Re: [PATCH v3 9/9] sched/topology: Define and use shortcut pointers for wakeup sd_flag scan

From: Vincent Guittot
Date: Thu Apr 16 2020 - 09:52:52 EST


On Thu, 16 Apr 2020 at 15:04, Dietmar Eggemann <dietmar.eggemann@xxxxxxx> wrote:
>
> On 16.04.20 12:24, Valentin Schneider wrote:
> >
> > On 16/04/20 08:46, Vincent Guittot wrote:
> >>> @@ -6657,7 +6646,19 @@ select_task_rq_fair(struct task_struct *p, int prev_cpu, int wake_flags)
> >>>
> >>> rcu_read_lock();
> >>>
> >>> - sd = highest_flag_domain(cpu, sd_flag);
> >>> + switch (wake_flags & (WF_TTWU | WF_FORK | WF_EXEC)) {
> >>> + case WF_TTWU:
> >>> + sd_flag = SD_BALANCE_WAKE;
> >>> + sd = rcu_dereference(per_cpu(sd_balance_wake, cpu));
> >>
> >> It's worth having a direct pointer for the fast path which we always
> >> try to keep short but the other paths are already slow and will not
> >> get any benefit of this per cpu pointer.
> >> We should keep the loop for the slow paths
> >>
> >
> > Which fast/slow paths are you referring to here? want_affine vs
> > !want_affine? If so, do you then mean that we should do the switch case
> > only when !want_affine, and otherwise look for the domain via the
> > for_each_domain() loop?
>
> Coming back to the v2 discussion on this patch
>
> https://lore.kernel.org/r/20200311181601.18314-10-valentin.schneider@xxxxxxx
>
> SD_BALANCE_WAKE is not used in mainline anymore, so wakeups are always
> fast today.
>
> I.e. you wouldn't need a per_cpu(sd_balance_wake, cpu) since it's always
> NULL.
>
> I.e. want_affine logic and the 'for_each_domain(cpu, tmp)' isn't needed
> anymore.
>
> This will dramatically simplify the code in select_task_rq_fair().
>
> But I guess Vincent wants to keep the functionality so we're able to
> enable SD_BALANCE_WAKE on certain sd's?

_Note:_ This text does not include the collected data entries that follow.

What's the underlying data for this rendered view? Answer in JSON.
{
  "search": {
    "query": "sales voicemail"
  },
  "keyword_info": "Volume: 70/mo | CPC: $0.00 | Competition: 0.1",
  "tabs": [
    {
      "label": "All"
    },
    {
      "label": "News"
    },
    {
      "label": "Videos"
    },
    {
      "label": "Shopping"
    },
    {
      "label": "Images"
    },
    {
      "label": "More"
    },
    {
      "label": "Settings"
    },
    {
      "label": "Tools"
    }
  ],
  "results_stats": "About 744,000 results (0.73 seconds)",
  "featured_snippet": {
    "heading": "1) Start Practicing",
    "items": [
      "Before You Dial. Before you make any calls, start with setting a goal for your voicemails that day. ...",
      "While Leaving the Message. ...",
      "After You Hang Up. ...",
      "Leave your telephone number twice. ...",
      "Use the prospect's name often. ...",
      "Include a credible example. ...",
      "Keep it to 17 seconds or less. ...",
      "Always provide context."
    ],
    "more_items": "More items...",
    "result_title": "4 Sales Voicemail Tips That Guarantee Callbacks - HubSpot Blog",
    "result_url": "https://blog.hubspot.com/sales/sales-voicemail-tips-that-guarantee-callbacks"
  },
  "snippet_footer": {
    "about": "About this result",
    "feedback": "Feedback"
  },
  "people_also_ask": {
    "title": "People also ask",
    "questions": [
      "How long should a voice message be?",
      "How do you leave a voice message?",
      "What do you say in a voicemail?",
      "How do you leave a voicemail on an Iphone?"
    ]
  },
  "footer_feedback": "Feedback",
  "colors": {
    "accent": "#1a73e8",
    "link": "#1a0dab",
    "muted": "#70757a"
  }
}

I looked too quickly what was done by this patch. I thought that it
was adding a per_cpu pointer for all cases including the fast path
with wake affine but it only skips the for_each_domain loop for the
slow paths which don't need it because they are already slow.

It would be better to keep the for_each_domain loop for slow paths and
to use a per_cpu pointer for fast_path/wake affine. Regarding the
wake_affine path, we don't really care about looping all domains and
we could directly use the highest domain because wake_affine() that is
used in the loop, only uses the imbalance_pct of the sched domain for
wake_affine_weight() and it should not harm to use only the highest
domain and then select_idle_sibling doesn't use it but the llc or
asym_capacity pointer instead.